GABRIELE MORONI
Cronaca

Gucci crivellato di proiettili, colpito alle spalle: il delitto 30 anni fa. “Patrizia Reggiani era fiera, né scossa né impaurita: non tradiva emozioni”

Milano, l’omicidio di Maurizio Gucci in via Palestro il 27 marzo 1995. L’indagine nel ricordo del pm Nocerino: “Partimmo dalla finanza internazionale, arrivammo subito a lei. Il movente? Il denaro, ma anche l’orgoglio”

Patrizia Reggiani, ex moglie di Maurizio Gucci, condannata come mandante del delitto

Patrizia Reggiani, ex moglie di Maurizio Gucci, condannata come mandante del delitto

Milano – Nel 1995 è alla Procura di Milano da due anni. Carlo Nocerino, oggi procuratore di Busto Arsizio, la mattina del 27 marzo 1995 è il sostituto di turno quando piomba la notizia dell’uccisione di Maurizio Gucci.

NOCERINO
Carlo Nocerinoè oggiprocuratorea Busto ArsizioTrent’anni faera pm di turnoa Milano

Procuratore Nocerino, il primo ricordo a distanza di trent’anni?

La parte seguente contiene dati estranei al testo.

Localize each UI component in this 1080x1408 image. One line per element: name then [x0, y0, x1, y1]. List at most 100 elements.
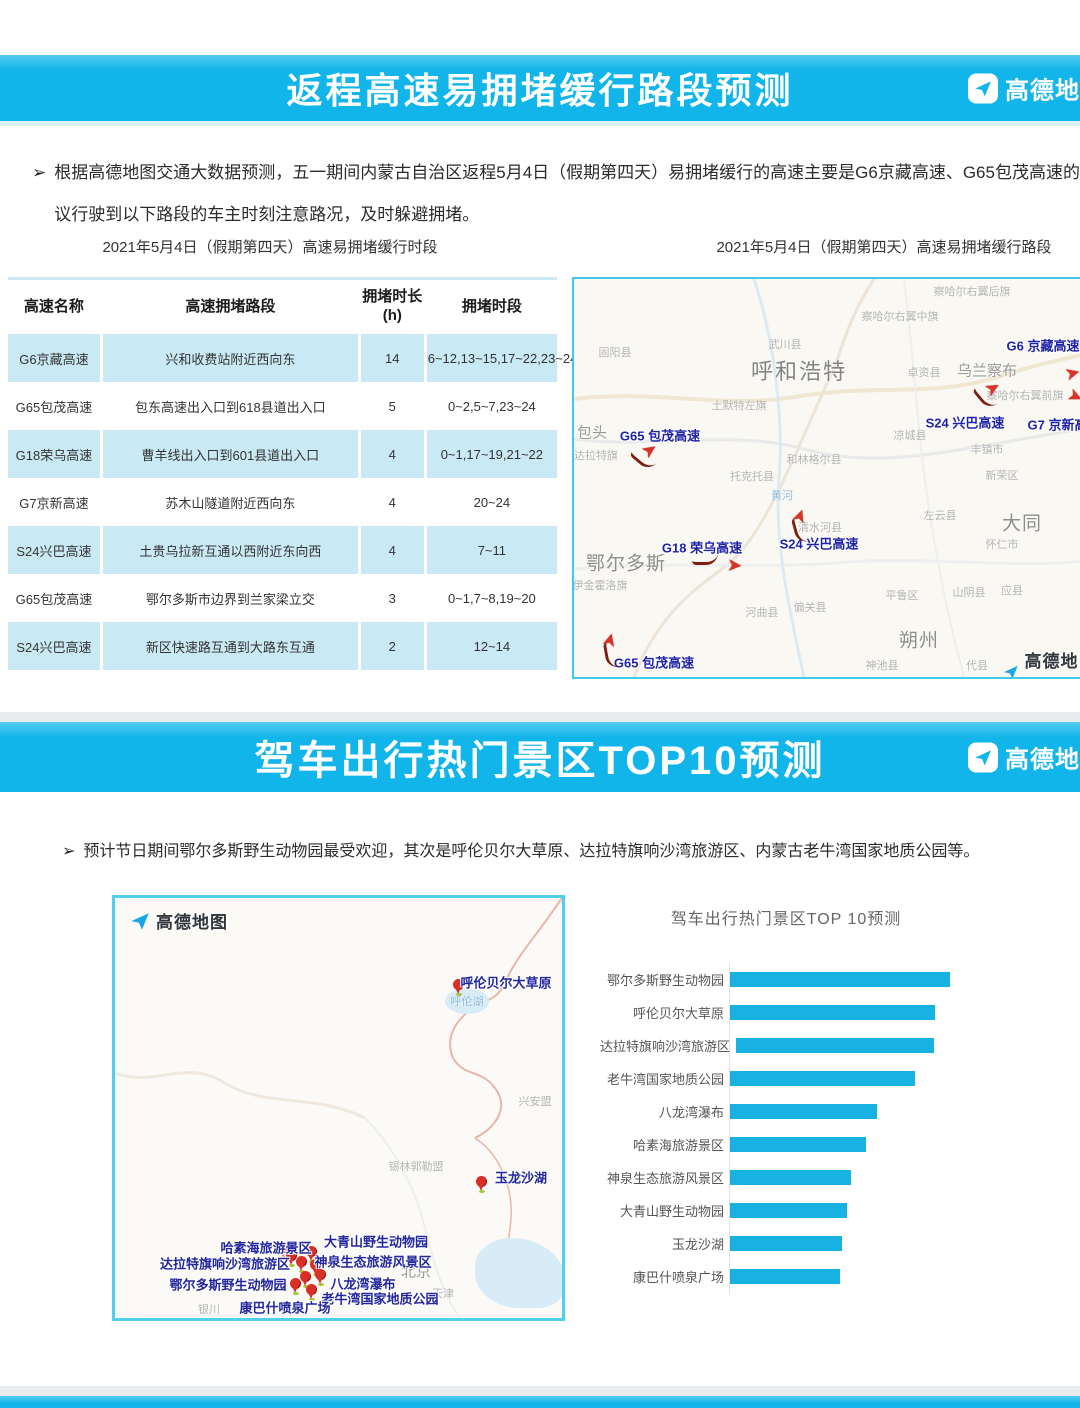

“Il corpo a terra, bocconi, crivellato di proiettili. Aveva iniziato a salire i gradini dello stabile di via Palestro. Lo avevano colpito alle spalle”.

Iniziarono le indagini e in un primo tempo si pensò a scenari internazionali, a un delitto nel mondo dell’alta finanza.

“La prima cosa che facemmo fu perquisire lo studio della vittima, in via Palestro. Esaminammo tutti i dossier. Non da molto Gucci aveva venduto a Invest-Corp, ufficialmente un gruppo americano, di fatto proprietà di autentici sceicchi. Quindi poteva disporre di un certo tesoretto. Aveva cercato di acquistare in Svizzera una sala da gioco. Andai in Svizzera. La trattativa era ancora in corso, non erano girati soldi. Aveva ricevuto e restituito un prestito da un cittadino italiano naturalizzato giapponese come Hagen Roi: Delfo Zorzi (ex esponente di Ordine Nuovo, accusato da tre collaboratori di giustizia per le stragi di piazza Fontana, a Milano, e di piazza della Loggia, a Brescia, alla fine venne definitivamente assolto per entrambe - ndr). Lo ascoltai: il denaro gli era stato restituito. Andammo avanti così, per esclusione”.

Poi accadde qualcosa che impresse la svolta decisiva.

“Intercettammo da subito Patrizia Reggiani così come altri. Eravamo sulla buona strada ancora prima che dalla pensione di via Lulli uscisse il testimone Gabriele, che un po’ aveva capito da solo e un po’ aveva parlato con Ivano Savioni. Avevamo ascoltato delle telefonate significative fra la Reggiani e Pina Auriemma. C’era qualcosa di più del rapporto fra una signora e quella che era, per così dire, la sua dama di compagnia. Questione di tempo. Una volta stretto il cerchio attorno alla Auriemma, ci saremmo arrivati. Alle fine venne fuori tutto”.

Come ricorda Patrizia Reggiani quando la interrogò subito dopo l’arresto?

“Aveva un atteggiamento controllato, quasi fiero. Non tradiva particolari emozioni. Non appariva né particolarmente scossa né impaurita. Sostenne che l’omicidio era stato organizzato autonomamente e interamente dall’Auriemma, al corrente che lei desiderava la morte dell’ex marito. Non aveva dato a nessuno il mandato dell’omicidio. L’Auriemma le rimandò le accuse. Gli altri, prima di passare all’azione, avevano cercato di lucrare il più possibile perché pensavano di non avere ancora guadagnato abbastanza”.

Che atteggiamento tenne la Reggiani durante il processo?

“Aveva un cipiglio molto fiero, altero, senza mai un cedimento al pianto, alla disperazione. Con me, pubblico ministero, mantenne un atteggiamento di distacco. Mi colpì che alcuni giornalisti fossero innocentisti e sollevassero a più riprese delle perplessità. Il clima alle udienze era teso. Gli avvocati difensori erano agguerriti”.

Movente dell’omicidio Gucci?

“Non solo il denaro. La Reggiani era stata lasciata per una donna più giovane, più bella, Gucci viveva con lei. Se avessero avuto un figlio, sarebbe diminuita la parte di eredità delle figlie avute con Maurizio. Un movente corroborò l’altro”.